With more and more data pouring in from scientific collaborations, the internet, and sensored environments and machines, new systems and algorithms are needed to make sense of all that information. Many of these data streams take the form of time series, with values collected sequentially over periods of time, such as hourly weather data or stock market prices. But while time series are a very common format, researchers still lack the standards needed to automate their analysis.
As a PhD student at Columbia University and a postdoctoral researcher at the University of Chicago, John Paparrizos has worked to address this challenge. At this month’s 2019 ACM SIGKDD conference in Alaska, Paparrizos’ thesis, “Fast, Scalable, and Accurate Algorithms for Time-Series Analysis,” received an Honorable Mention for KDD’s Doctoral Dissertation Award.
Paparrizos’ dissertation describes a new set of algorithms and automated methods for analyzing time-series data, regardless of their domain.
“The good thing is that currently we have the technological maturity to collect and store this data,” Paparrizos said. “We have different types of sensors for collecting data from natural processes and human-made artifacts, we have the computational infrastructure to store them, and we have large-scale dataflow systems to process them. But the fact is all of these systems, as well as most of the methods they support, have been designed for essentially static data. With the rapid growth of Internet-of-Things data volumes, we need to support applications for data that evolve over time.”
Typically, researchers analyzing time series need to do the same set of analytic tasks as in other domains, such as similarity search, classification, and clustering. But due to several challenges, such as the broad ranges of domains that generate time series and the high-dimensionality of datasets that can have millions of time points, the representations required for these analyses are usually created from scratch, one project or application at a time.
“What we were saying was, can we do something better than that? Can we essentially automate the process of constructing representations that preserve crucial characteristics to support time-series analytics?,” Paparrizos said. “It’s not sustainable to have Ph.D. students working for five years in order to achieve these things again and again.”
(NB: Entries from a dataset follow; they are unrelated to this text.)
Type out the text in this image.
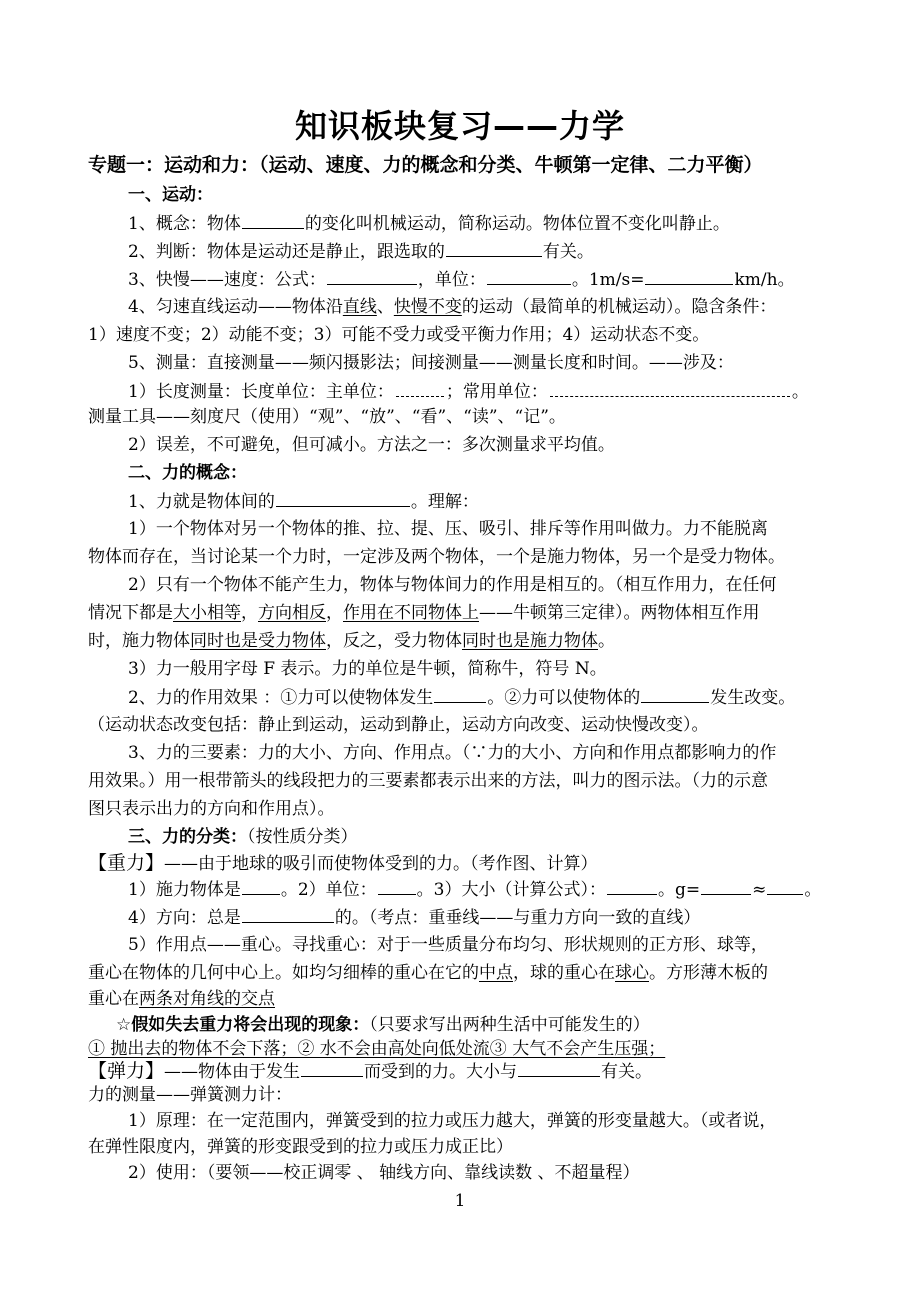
知识板块复习——力学
专题一：运动和力：（运动、速度、力的概念和分类、牛顿第一定律、二力平衡）
一、运动：
1、概念：物体	的变化叫机械运动，简称运动。物体位置不变化叫静止。
2、判断：物体是运动还是静止，跟选取的	有关。
3、快慢——速度：公式：	，单位：	。1m/s=	km/h。
4、匀速直线运动——物体沿直线、快慢不变的运动（最简单的机械运动）。隐含条件：
1）速度不变；2）动能不变；3）可能不受力或受平衡力作用；4）运动状态不变。
5、测量：直接测量——频闪摄影法；间接测量——测量长度和时间。——涉及：
1）长度测量：长度单位：主单位：	；常用单位：	。
测量工具——刻度尺（使用）“观”、“放”、“看”、“读”、“记”。
2）误差，不可避免，但可减小。方法之一：多次测量求平均值。
二、力的概念：
1、力就是物体间的	。理解：
1）一个物体对另一个物体的推、拉、提、压、吸引、排斥等作用叫做力。力不能脱离
物体而存在，当讨论某一个力时，一定涉及两个物体，一个是施力物体，另一个是受力物体。
2）只有一个物体不能产生力，物体与物体间力的作用是相互的。（相互作用力，在任何
情况下都是大小相等，方向相反，作用在不同物体上——牛顿第三定律）。两物体相互作用
时，施力物体同时也是受力物体，反之，受力物体同时也是施力物体。
3）力一般用字母 F 表示。力的单位是牛顿，简称牛，符号 N。
2、力的作用效果 ：①力可以使物体发生	。②力可以使物体的	发生改变。
（运动状态改变包括：静止到运动，运动到静止，运动方向改变、运动快慢改变）。
3、力的三要素：力的大小、方向、作用点。（∵力的大小、方向和作用点都影响力的作
用效果。）用一根带箭头的线段把力的三要素都表示出来的方法，叫力的图示法。（力的示意
图只表示出力的方向和作用点）。
三、力的分类：（按性质分类）
【重力】——由于地球的吸引而使物体受到的力。（考作图、计算）
1）施力物体是 。2）单位： 。3）大小（计算公式）：	。g=	≈ 。
4）方向：总是	的。（考点：重垂线——与重力方向一致的直线）
5）作用点——重心。寻找重心：对于一些质量分布均匀、形状规则的正方形、球等，
重心在物体的几何中心上。如均匀细棒的重心在它的中点，球的重心在球心。方形薄木板的
重心在两条对角线的交点
☆假如失去重力将会出现的现象：（只要求写出两种生活中可能发生的）
① 抛出去的物体不会下落；② 水不会由高处向低处流③ 大气不会产生压强；
【弹力】——物体由于发生	而受到的力。大小与	有关。
力的测量——弹簧测力计：
1）原理：在一定范围内，弹簧受到的拉力或压力越大，弹簧的形变量越大。（或者说，
在弹性限度内，弹簧的形变跟受到的拉力或压力成正比）
2）使用：（要领——校正调零 、 轴线方向、靠线读数 、不超量程）
1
Experiments in Paparrizos’ dissertation showed that the proposed methods achieve state-of-the-art performance on over 80+ different time-series datasets, though much more efficiently than prior work. That’s useful not only for saving scientists’ time in the future, but also for developing analytic systems capable of running on limited computational resources, which will be critical for the next wave of Internet of Things and edge computing applications.
The thesis also describes methods for two new scientific contexts. In one, Paparrizos helped create a model that predicts which scientific concepts will have long-term impact, to help guide the decisions of funding agencies. Another project created a system that detects when people search for symptoms that may be predictive of serious diseases such as pancreatic cancer, which could trigger warnings to seek medical testing.
At UChicago, Paparrizos continues his thesis work by integrating the methods into databases, so that users can perform their analyses without moving these large datasets to external software. He’s also expanding his work for multivariate time series and to exploit alternative approaches, such as neural networks. Last year, he received a fellowship from data services company NetApp to create new methods that enable the analysis of compressed, large-scale data.
“Companies and scientists are now measuring multiple things at the same time, and they want to perform analysis over multiple different sensors, which will require significant changes in current approaches,” Paparrizos said.